Sempre un passo più in là

In questi anni, grazie alla corsa, Giorgio è riuscito a perdere 30 kg ma, soprattutto, ha cambiato vita. Ha imparato a prendersi cura di sé, entrando in un circolo virtuoso di abitudini positive che lo hanno aiutato non solo nello sport.

“È migliorata la mia autostima, mi sento più sicuro, intraprendente, anche nel lavoro. Qualcuno pensa che io sia fissato con la corsa ma non è così.
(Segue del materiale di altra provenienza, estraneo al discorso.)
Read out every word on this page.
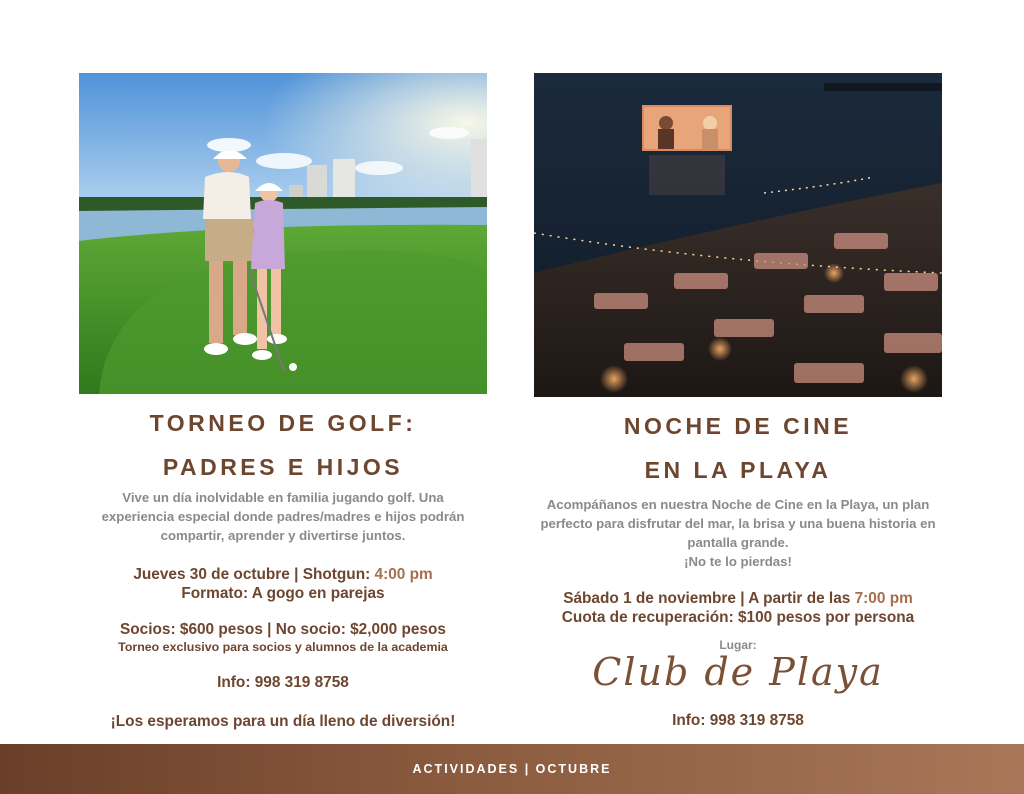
TORNEO DE GOLF:
PADRES E HIJOS

Vive un día inolvidable en familia jugando golf. Una experiencia especial donde padres/madres e hijos podrán compartir, aprender y divertirse juntos.

Jueves 30 de octubre | Shotgun: 4:00 pm
Formato: A gogo en parejas
Socios: $600 pesos | No socio: $2,000 pesos
Torneo exclusivo para socios y alumnos de la academia
Info: 998 319 8758
¡Los esperamos para un día lleno de diversión!
NOCHE DE CINE
EN LA PLAYA

Acompáñanos en nuestra Noche de Cine en la Playa, un plan perfecto para disfrutar del mar, la brisa y una buena historia en pantalla grande.

¡No te lo pierdas!

Sábado 1 de noviembre | A partir de las 7:00 pm
Cuota de recuperación: $100 pesos por persona
Lugar:
Club de Playa
Info: 998 319 8758
ACTIVIDADES | OCTUBRE
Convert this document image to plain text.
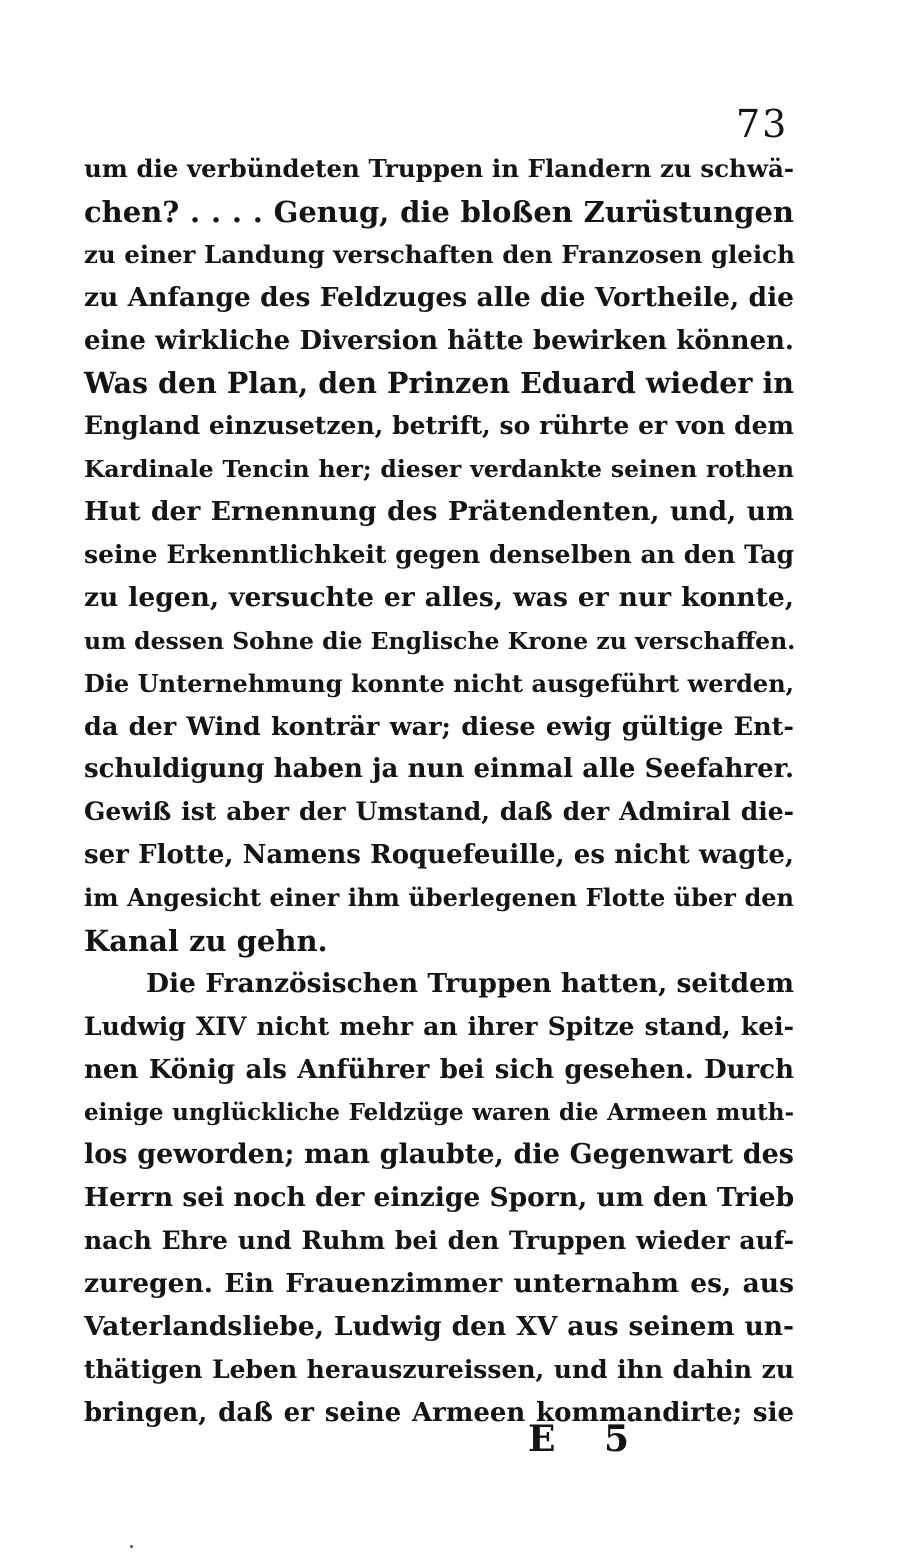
73
um die verbündeten Truppen in Flandern zu schwä-
chen? . . . . Genug, die bloßen Zurüstungen
zu einer Landung verschaften den Franzosen gleich
zu Anfange des Feldzuges alle die Vortheile, die
eine wirkliche Diversion hätte bewirken können.
Was den Plan, den Prinzen Eduard wieder in
England einzusetzen, betrift, so rührte er von dem
Kardinale Tencin her; dieser verdankte seinen rothen
Hut der Ernennung des Prätendenten, und, um
seine Erkenntlichkeit gegen denselben an den Tag
zu legen, versuchte er alles, was er nur konnte,
um dessen Sohne die Englische Krone zu verschaffen.
Die Unternehmung konnte nicht ausgeführt werden,
da der Wind konträr war; diese ewig gültige Ent-
schuldigung haben ja nun einmal alle Seefahrer.
Gewiß ist aber der Umstand, daß der Admiral die-
ser Flotte, Namens Roquefeuille, es nicht wagte,
im Angesicht einer ihm überlegenen Flotte über den
Kanal zu gehn.
Die Französischen Truppen hatten, seitdem
Ludwig XIV nicht mehr an ihrer Spitze stand, kei-
nen König als Anführer bei sich gesehen. Durch
einige unglückliche Feldzüge waren die Armeen muth-
los geworden; man glaubte, die Gegenwart des
Herrn sei noch der einzige Sporn, um den Trieb
nach Ehre und Ruhm bei den Truppen wieder auf-
zuregen. Ein Frauenzimmer unternahm es, aus
Vaterlandsliebe, Ludwig den XV aus seinem un-
thätigen Leben herauszureissen, und ihn dahin zu
bringen, daß er seine Armeen kommandirte; sie
E 5
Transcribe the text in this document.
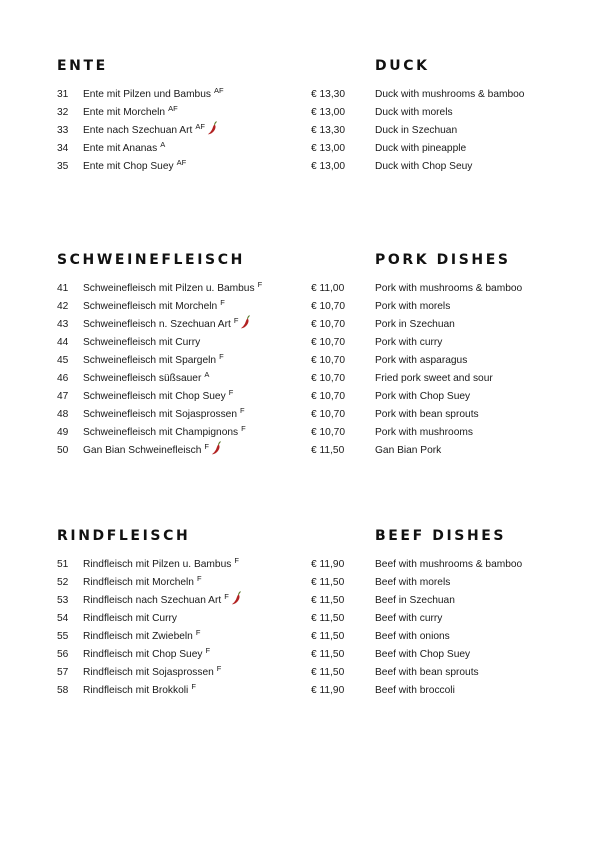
ENTE	DUCK
31	Ente mit Pilzen und Bambus $^{AF}$	€ 13,30	Duck with mushrooms & bamboo
32	Ente mit Morcheln $^{AF}$	€ 13,00	Duck with morels
33	Ente nach Szechuan Art $^{AF}$	€ 13,30	Duck in Szechuan
34	Ente mit Ananas $^A$	€ 13,00	Duck with pineapple
35	Ente mit Chop Suey $^{AF}$	€ 13,00	Duck with Chop Seuy
SCHWEINEFLEISCH	PORK DISHES
41	Schweinefleisch mit Pilzen u. Bambus $^F$	€ 11,00	Pork with mushrooms & bamboo
42	Schweinefleisch mit Morcheln $^F$	€ 10,70	Pork with morels
43	Schweinefleisch n. Szechuan Art $^F$	€ 10,70	Pork in Szechuan
44	Schweinefleisch mit Curry	€ 10,70	Pork with curry
45	Schweinefleisch mit Spargeln $^F$	€ 10,70	Pork with asparagus
46	Schweinefleisch süßsauer $^A$	€ 10,70	Fried pork sweet and sour
47	Schweinefleisch mit Chop Suey $^F$	€ 10,70	Pork with Chop Suey
48	Schweinefleisch mit Sojasprossen $^F$	€ 10,70	Pork with bean sprouts
49	Schweinefleisch mit Champignons $^F$	€ 10,70	Pork with mushrooms
50	Gan Bian Schweinefleisch $^F$	€ 11,50	Gan Bian Pork
RINDFLEISCH	BEEF DISHES
51	Rindfleisch mit Pilzen u. Bambus $^F$	€ 11,90	Beef with mushrooms & bamboo
52	Rindfleisch mit Morcheln $^F$	€ 11,50	Beef with morels
53	Rindfleisch nach Szechuan Art $^F$	€ 11,50	Beef in Szechuan
54	Rindfleisch mit Curry	€ 11,50	Beef with curry
55	Rindfleisch mit Zwiebeln $^F$	€ 11,50	Beef with onions
56	Rindfleisch mit Chop Suey $^F$	€ 11,50	Beef with Chop Suey
57	Rindfleisch mit Sojasprossen $^F$	€ 11,50	Beef with bean sprouts
58	Rindfleisch mit Brokkoli $^F$	€ 11,90	Beef with broccoli
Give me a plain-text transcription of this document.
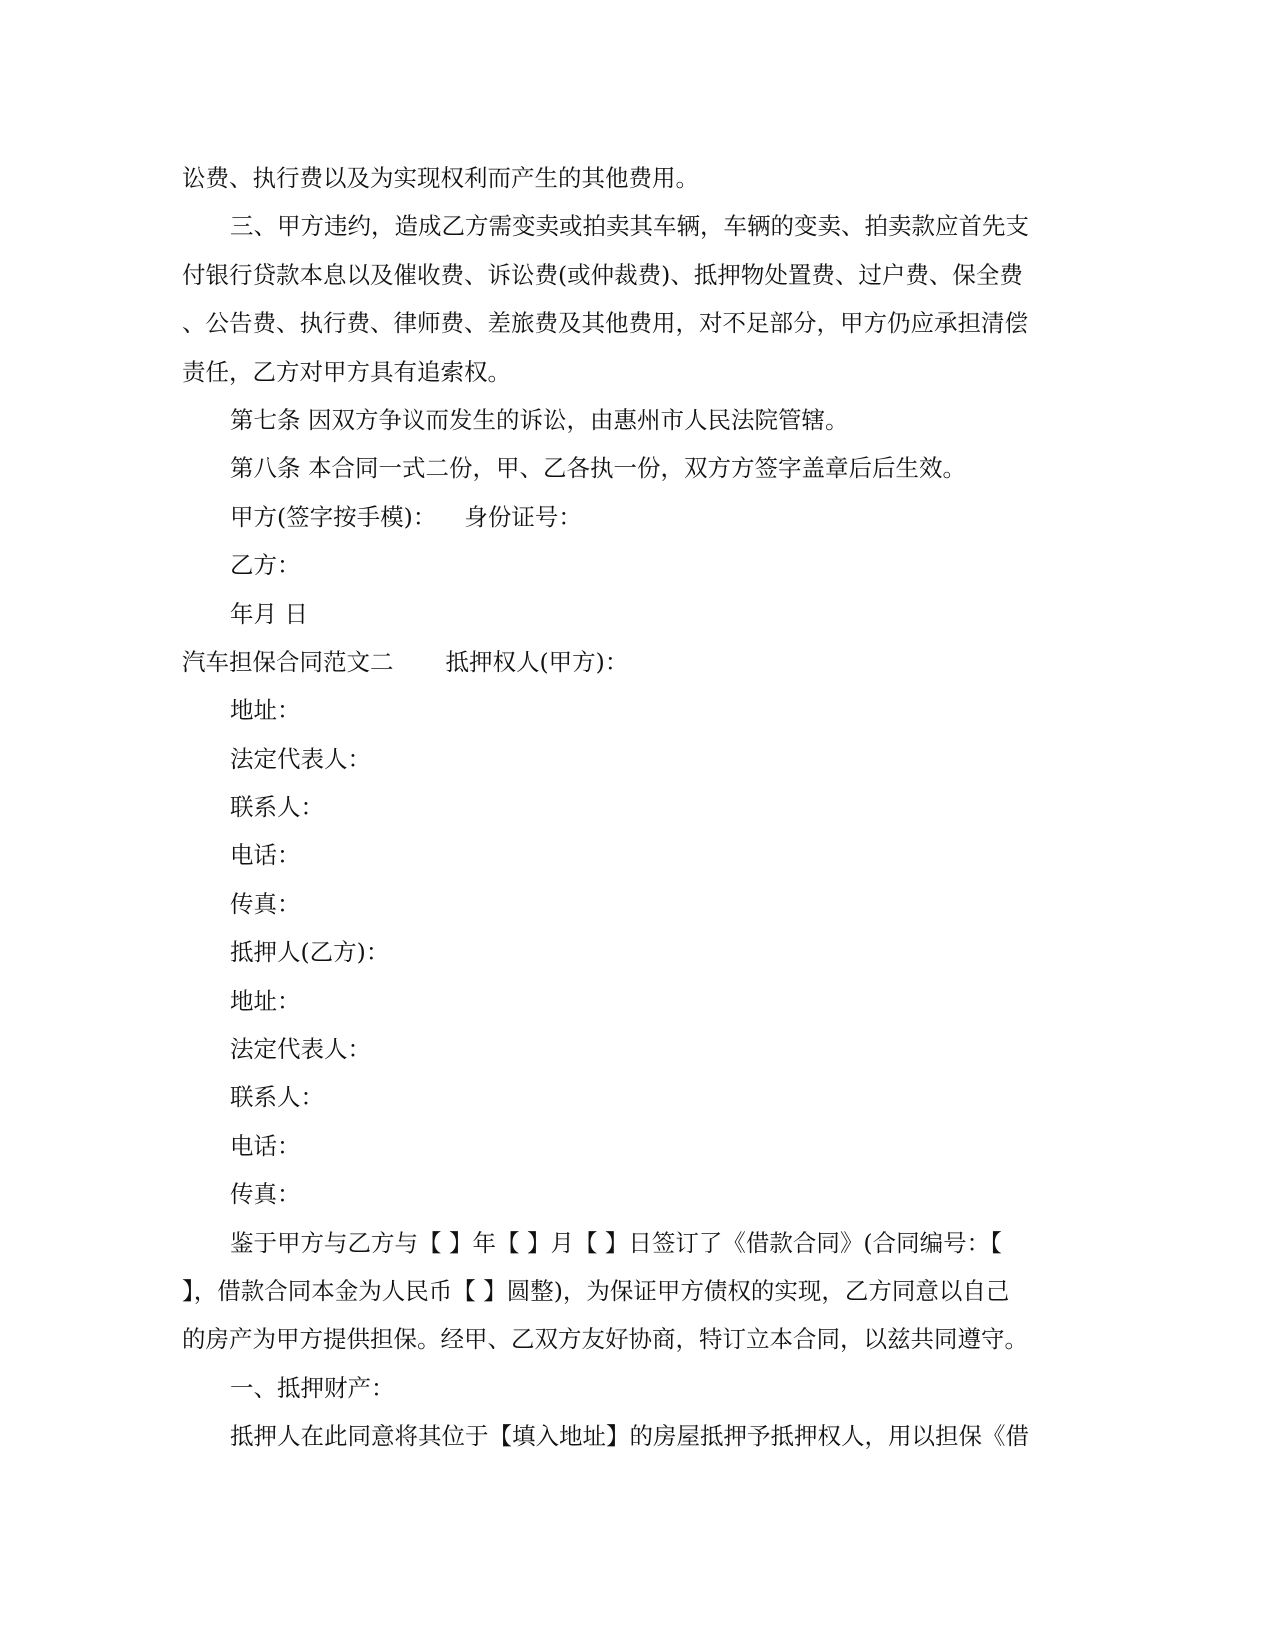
讼费、执行费以及为实现权利而产生的其他费用。
三、甲方违约，造成乙方需变卖或拍卖其车辆，车辆的变卖、拍卖款应首先支
付银行贷款本息以及催收费、诉讼费(或仲裁费)、抵押物处置费、过户费、保全费
、公告费、执行费、律师费、差旅费及其他费用，对不足部分，甲方仍应承担清偿
责任，乙方对甲方具有追索权。
第七条 因双方争议而发生的诉讼，由惠州市人民法院管辖。
第八条 本合同一式二份，甲、乙各执一份，双方方签字盖章后后生效。
甲方(签字按手模)： 身份证号：
乙方：
年月 日
汽车担保合同范文二 抵押权人(甲方)：
地址：
法定代表人：
联系人：
电话：
传真：
抵押人(乙方)：
地址：
法定代表人：
联系人：
电话：
传真：
鉴于甲方与乙方与【 】年【 】月【 】日签订了《借款合同》(合同编号：【
】，借款合同本金为人民币【 】圆整)，为保证甲方债权的实现，乙方同意以自己
的房产为甲方提供担保。经甲、乙双方友好协商，特订立本合同，以兹共同遵守。
一、抵押财产：
抵押人在此同意将其位于【填入地址】的房屋抵押予抵押权人，用以担保《借
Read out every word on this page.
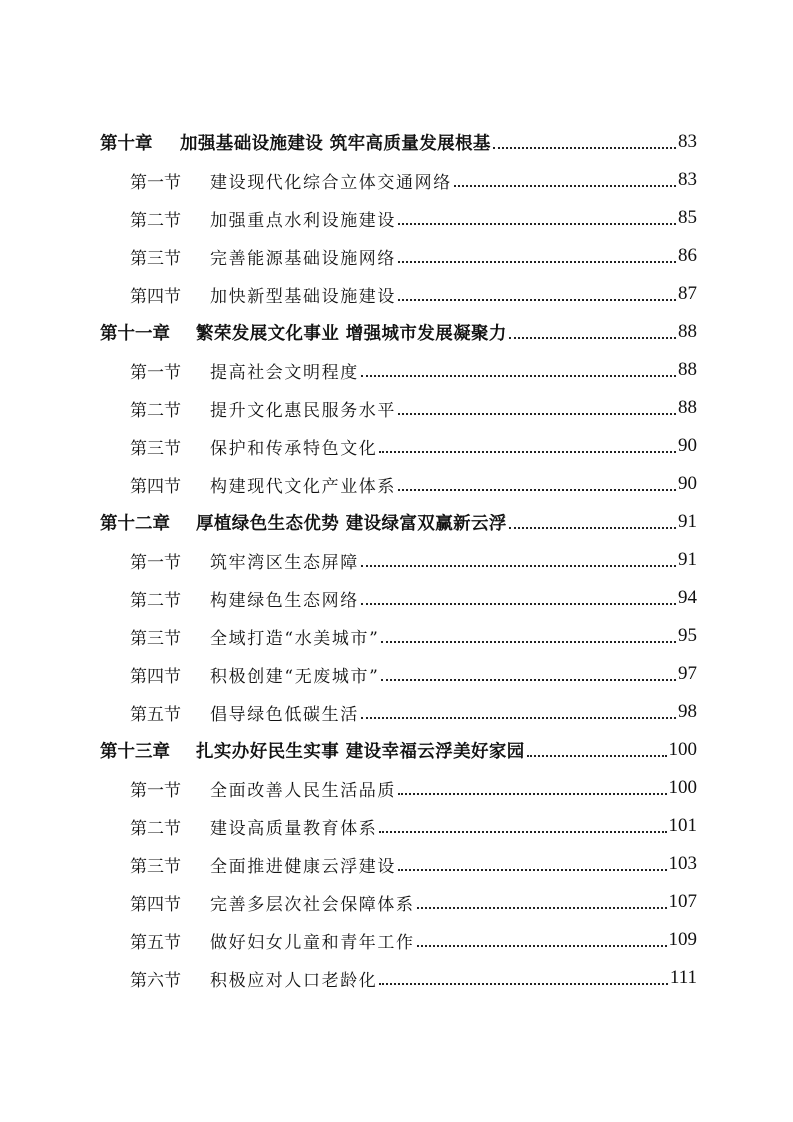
第十章	加强基础设施建设 筑牢高质量发展根基	83
第一节	建设现代化综合立体交通网络	83
第二节	加强重点水利设施建设	85
第三节	完善能源基础设施网络	86
第四节	加快新型基础设施建设	87
第十一章	繁荣发展文化事业 增强城市发展凝聚力	88
第一节	提高社会文明程度	88
第二节	提升文化惠民服务水平	88
第三节	保护和传承特色文化	90
第四节	构建现代文化产业体系	90
第十二章	厚植绿色生态优势 建设绿富双赢新云浮	91
第一节	筑牢湾区生态屏障	91
第二节	构建绿色生态网络	94
第三节	全域打造“水美城市”	95
第四节	积极创建“无废城市”	97
第五节	倡导绿色低碳生活	98
第十三章	扎实办好民生实事 建设幸福云浮美好家园	100
第一节	全面改善人民生活品质	100
第二节	建设高质量教育体系	101
第三节	全面推进健康云浮建设	103
第四节	完善多层次社会保障体系	107
第五节	做好妇女儿童和青年工作	109
第六节	积极应对人口老龄化	111
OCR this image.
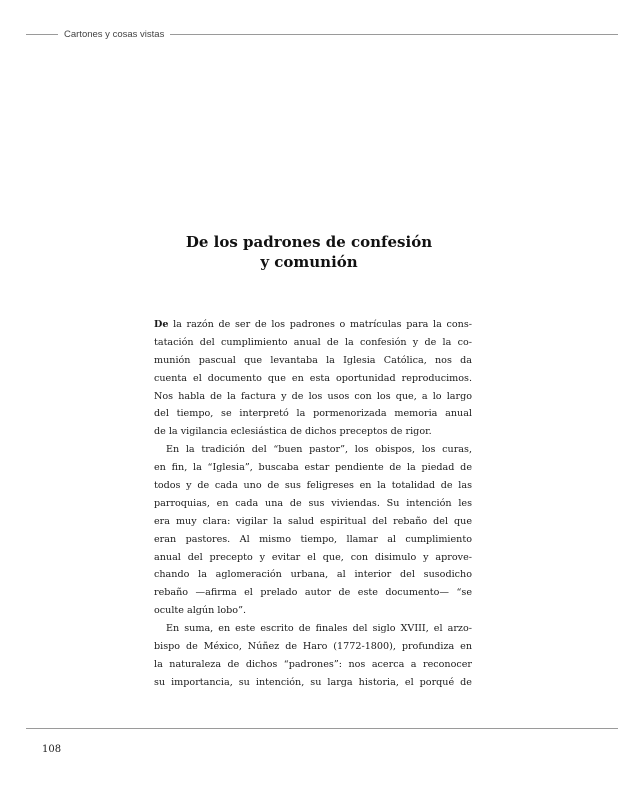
Cartones y cosas vistas
De los padrones de confesión
y comunión
De la razón de ser de los padrones o matrículas para la cons-
tatación del cumplimiento anual de la confesión y de la co-
munión pascual que levantaba la Iglesia Católica, nos da
cuenta el documento que en esta oportunidad reproducimos.
Nos habla de la factura y de los usos con los que, a lo largo
del tiempo, se interpretó la pormenorizada memoria anual
de la vigilancia eclesiástica de dichos preceptos de rigor.
En la tradición del “buen pastor”, los obispos, los curas,
en fin, la “Iglesia”, buscaba estar pendiente de la piedad de
todos y de cada uno de sus feligreses en la totalidad de las
parroquias, en cada una de sus viviendas. Su intención les
era muy clara: vigilar la salud espiritual del rebaño del que
eran pastores. Al mismo tiempo, llamar al cumplimiento
anual del precepto y evitar el que, con disimulo y aprove-
chando la aglomeración urbana, al interior del susodicho
rebaño —afirma el prelado autor de este documento— “se
oculte algún lobo”.
En suma, en este escrito de finales del siglo XVIII, el arzo-
bispo de México, Núñez de Haro (1772-1800), profundiza en
la naturaleza de dichos “padrones”: nos acerca a reconocer
su importancia, su intención, su larga historia, el porqué de
108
Le mie prestazioni non saranno mai competitive però la corsa mi fa stare bene, è una parte della mia vita, senza mai esagerare: deve farmi stare meglio, non peggio”.

“Spesso, quando vado a correre sul lungomare, incrocio chi ci sta provando, persone magari in sovrappeso, che vanno piano e fanno una gran fatica, come me qualche anno fa. Ricordo bene quanto mi sentissi un pesce fuor d’acqua, in mezzo a tanti runner più veloci e in forma, e probabilmente loro provano la stessa cosa. Ecco, vorrei avvicinarmi e dirgli che sono bravi, che hanno fatto la scelta giusta. Che non hanno nulla di cui vergognarsi, che hanno ragione a provarci. Serve costanza, certo, ma la corsa è onesta: ti restituisce quello che dai. Ed è il suo bello”.